The reality is lawmakers are protesting for gun laws like "No Fly, No Buy," but those reforms were already proposed in the 111th Congress by Democrats and Republicans.
For example, Rep. Mike Castle and Sen. Frank Lautenberg, both Republicans, sponsored legislation to close the gun show loophole. And New York Rep. Peter King, also a Republican, backed a bill aimed at, "denying firearms and explosives to dangerous terrorists."
None of those proposals even made it out of committee.

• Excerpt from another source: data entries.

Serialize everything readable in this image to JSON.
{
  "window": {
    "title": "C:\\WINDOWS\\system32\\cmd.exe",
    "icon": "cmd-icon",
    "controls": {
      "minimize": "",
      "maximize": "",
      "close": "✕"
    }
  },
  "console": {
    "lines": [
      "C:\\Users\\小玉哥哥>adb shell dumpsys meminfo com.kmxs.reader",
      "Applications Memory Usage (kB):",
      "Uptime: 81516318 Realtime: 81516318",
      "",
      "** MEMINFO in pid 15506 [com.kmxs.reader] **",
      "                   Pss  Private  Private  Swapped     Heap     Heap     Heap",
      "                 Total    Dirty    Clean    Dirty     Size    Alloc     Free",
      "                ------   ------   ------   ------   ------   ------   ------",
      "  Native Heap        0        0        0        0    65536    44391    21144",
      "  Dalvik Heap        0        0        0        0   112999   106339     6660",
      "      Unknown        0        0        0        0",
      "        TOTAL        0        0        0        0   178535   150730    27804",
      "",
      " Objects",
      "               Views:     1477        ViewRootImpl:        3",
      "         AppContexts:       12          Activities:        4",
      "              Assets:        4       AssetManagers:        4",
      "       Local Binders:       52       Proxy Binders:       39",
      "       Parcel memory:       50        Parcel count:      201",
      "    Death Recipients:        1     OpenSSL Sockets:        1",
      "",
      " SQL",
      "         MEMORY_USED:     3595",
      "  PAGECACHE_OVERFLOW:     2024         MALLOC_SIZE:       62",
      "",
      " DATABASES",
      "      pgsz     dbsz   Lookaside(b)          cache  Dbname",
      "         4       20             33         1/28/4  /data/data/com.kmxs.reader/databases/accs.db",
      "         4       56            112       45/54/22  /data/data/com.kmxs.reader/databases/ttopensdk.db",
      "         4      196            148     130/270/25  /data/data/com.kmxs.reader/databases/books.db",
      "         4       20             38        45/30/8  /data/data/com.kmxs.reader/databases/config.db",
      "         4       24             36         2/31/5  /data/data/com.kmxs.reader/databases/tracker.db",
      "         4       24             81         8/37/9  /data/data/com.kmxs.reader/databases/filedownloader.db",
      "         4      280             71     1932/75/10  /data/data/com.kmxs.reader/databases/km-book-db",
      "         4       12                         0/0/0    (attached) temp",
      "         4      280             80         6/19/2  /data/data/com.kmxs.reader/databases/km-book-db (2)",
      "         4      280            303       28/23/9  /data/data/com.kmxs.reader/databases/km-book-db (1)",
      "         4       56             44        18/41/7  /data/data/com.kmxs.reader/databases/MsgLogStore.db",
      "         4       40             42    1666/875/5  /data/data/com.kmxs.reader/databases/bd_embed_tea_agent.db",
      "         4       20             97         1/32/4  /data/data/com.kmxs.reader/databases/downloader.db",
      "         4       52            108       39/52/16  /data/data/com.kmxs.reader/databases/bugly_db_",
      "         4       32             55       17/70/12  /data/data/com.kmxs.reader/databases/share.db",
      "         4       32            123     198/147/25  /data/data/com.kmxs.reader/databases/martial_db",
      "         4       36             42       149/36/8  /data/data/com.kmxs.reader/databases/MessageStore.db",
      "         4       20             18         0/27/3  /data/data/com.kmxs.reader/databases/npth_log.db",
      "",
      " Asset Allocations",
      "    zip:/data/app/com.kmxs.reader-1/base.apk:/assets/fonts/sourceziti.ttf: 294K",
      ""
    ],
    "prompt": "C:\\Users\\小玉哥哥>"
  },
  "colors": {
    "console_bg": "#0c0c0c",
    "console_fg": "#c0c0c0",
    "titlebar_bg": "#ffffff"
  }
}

That falls directly at the hands of the ruling party, Gerston says.
"At the end of the day, in the U.S. Senate it is the majority leader," he said. "It is the majority leader. Period. It is the Speaker. Period."
That would be Harry Reid and Nancy Pelosi, respectively. There’s no guarantee that either leader couldn’t moved those bills through their chamber, after all the 60-vote Democratic “supermajority” was extremely fragile.
It’s also true that those leaders chose to use their political capital on other issues.